C'est marrant car, il n'y a pas longtemps, je lisais une interview de Dan Briggs dans laquelle il disait que, lorsque vous aviez fait une tournée ensemble en 2014, Haken était dans son coin à travailler comme des fous pour composer le futur album qui deviendrait Affinity. Vous êtes dans le même état d'esprit sur cette tournée.

 

Non pas du tout, on se focalise énormément sur le show et puis nous n'avons pas beaucoup de journées "off". Et si nous en avons, on passe notre temps dans le tour bus. Et puis lors de la dernière tournée, nous avions deux bus différents alors que là, on est tous dans le même.
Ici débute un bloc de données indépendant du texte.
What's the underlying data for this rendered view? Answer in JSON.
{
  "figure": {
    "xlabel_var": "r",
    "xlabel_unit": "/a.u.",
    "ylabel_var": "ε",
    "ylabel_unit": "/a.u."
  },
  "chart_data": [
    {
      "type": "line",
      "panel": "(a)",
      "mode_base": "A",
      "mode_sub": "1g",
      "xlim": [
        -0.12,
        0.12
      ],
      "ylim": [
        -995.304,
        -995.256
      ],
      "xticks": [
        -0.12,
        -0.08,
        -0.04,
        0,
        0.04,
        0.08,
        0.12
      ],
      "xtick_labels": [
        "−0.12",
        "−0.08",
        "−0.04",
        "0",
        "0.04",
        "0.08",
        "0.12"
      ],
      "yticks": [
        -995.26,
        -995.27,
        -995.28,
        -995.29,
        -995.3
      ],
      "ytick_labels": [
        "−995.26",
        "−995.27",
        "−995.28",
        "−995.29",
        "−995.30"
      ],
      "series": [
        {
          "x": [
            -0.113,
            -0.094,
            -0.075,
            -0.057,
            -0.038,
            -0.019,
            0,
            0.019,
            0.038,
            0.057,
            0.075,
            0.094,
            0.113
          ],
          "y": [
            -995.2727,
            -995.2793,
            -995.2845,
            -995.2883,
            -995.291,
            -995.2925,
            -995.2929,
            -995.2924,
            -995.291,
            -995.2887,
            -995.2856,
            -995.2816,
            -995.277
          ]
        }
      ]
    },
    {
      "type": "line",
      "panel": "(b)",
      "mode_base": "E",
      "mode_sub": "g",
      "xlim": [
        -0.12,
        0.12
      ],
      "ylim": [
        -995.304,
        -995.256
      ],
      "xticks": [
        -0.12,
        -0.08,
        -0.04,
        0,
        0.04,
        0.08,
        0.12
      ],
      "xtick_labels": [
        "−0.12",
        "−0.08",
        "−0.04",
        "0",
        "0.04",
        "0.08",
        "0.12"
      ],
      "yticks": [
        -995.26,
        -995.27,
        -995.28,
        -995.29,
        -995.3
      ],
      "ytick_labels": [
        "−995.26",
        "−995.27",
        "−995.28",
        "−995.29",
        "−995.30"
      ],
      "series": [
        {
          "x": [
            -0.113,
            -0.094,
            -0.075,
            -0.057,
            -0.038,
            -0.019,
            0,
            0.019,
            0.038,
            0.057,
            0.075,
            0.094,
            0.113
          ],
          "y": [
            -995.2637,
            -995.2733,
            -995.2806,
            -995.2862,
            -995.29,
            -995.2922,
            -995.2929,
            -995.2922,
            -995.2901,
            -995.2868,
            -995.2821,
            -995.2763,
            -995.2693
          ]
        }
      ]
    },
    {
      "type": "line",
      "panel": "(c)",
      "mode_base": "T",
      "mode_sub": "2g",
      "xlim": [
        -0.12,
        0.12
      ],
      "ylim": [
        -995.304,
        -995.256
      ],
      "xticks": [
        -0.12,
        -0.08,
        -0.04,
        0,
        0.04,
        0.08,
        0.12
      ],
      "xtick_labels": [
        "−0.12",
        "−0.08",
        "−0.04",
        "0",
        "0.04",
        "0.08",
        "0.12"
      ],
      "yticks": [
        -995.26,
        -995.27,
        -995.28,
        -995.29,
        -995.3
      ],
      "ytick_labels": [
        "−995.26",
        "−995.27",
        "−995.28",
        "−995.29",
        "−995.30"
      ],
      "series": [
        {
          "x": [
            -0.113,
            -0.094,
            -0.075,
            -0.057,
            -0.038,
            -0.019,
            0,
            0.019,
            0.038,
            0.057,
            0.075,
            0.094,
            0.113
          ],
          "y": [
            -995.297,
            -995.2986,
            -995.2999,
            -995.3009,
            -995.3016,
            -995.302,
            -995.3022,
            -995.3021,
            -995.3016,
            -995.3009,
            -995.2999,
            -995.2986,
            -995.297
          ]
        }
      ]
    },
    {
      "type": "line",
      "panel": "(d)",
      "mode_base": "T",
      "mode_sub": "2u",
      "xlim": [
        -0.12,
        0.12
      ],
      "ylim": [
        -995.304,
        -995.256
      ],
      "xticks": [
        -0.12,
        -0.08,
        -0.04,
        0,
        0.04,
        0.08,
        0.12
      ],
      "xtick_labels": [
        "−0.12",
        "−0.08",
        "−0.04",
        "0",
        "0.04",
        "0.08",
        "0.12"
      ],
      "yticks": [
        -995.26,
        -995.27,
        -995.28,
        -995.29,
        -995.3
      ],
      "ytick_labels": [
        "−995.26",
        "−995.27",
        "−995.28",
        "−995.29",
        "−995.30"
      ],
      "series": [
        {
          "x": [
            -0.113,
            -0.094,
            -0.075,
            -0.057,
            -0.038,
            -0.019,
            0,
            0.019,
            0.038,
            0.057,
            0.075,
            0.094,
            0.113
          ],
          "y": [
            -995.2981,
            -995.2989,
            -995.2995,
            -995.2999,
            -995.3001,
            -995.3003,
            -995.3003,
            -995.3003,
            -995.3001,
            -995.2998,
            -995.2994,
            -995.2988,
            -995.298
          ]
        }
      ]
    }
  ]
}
Autre coincidence, j'ai regardé il n'y a pas longtemps Blade Runner et j'ai été surpris de voir que vous aviez inséré des références à ce film dans votre chanson "The Alphabet of Me". Qui en a eu l'idée ?

 

En fait, au départ, on discutait du fait d'inclure les animaux dans le concept général de l'album. On est parti un peu dans tous les sens en se disant qu'on pouvait insérer des références à la pop culture ou des caractéristiques animalières. Je crois que c'est Charlie qui a introduit cette idée de prendre des animaux comme symboles. Une phrase du genre "ouais un peu comme ce qu'ils font dans Blade Runner. Et quand j'ai écrit les paroles de "The Alphabet of Me", j'y ai pensé et mis quelques citations. Mais cette chanson ne parle pas que de licornes et de serpents.

Puisqu'on parle du processus créatif, quelle est la différence entre composer des chansons pour Haken ou pour ton album solo ?

 

La grosse différence c'est que pour mon projet solo, je démarre en grattant des accords de guitare et je compose une mélodie. Alors que pour Haken, il y a bien plus de strates qui forment ensuite un énorme puzzle qui se termine par la confection des paroles. Par contre en solo, c'est plus instinctif, ça vient plus du coeur et de l'âme, c'est peut-être aussi plus simple.

Dernière question concernant tes projets, qu'en est-il de l'excellent groupe créé avec Neal Morse et Nick D'Virgilio ?

 

On sortira un deuxième album mais pour l'instant on est dans la phase d'enregistrement. En tout cas, ce project c'est vraiment un line-up de rêve.

 

 

 

Un grand merci à Ross Jennings pour sa disponibilité et à Valérie de jmtconsulting pour l'opportunité.
L'album Fauna est déjà sorti sur le label Inside Out Music.
Le groupe sera de retour en France au Motocultor Festival.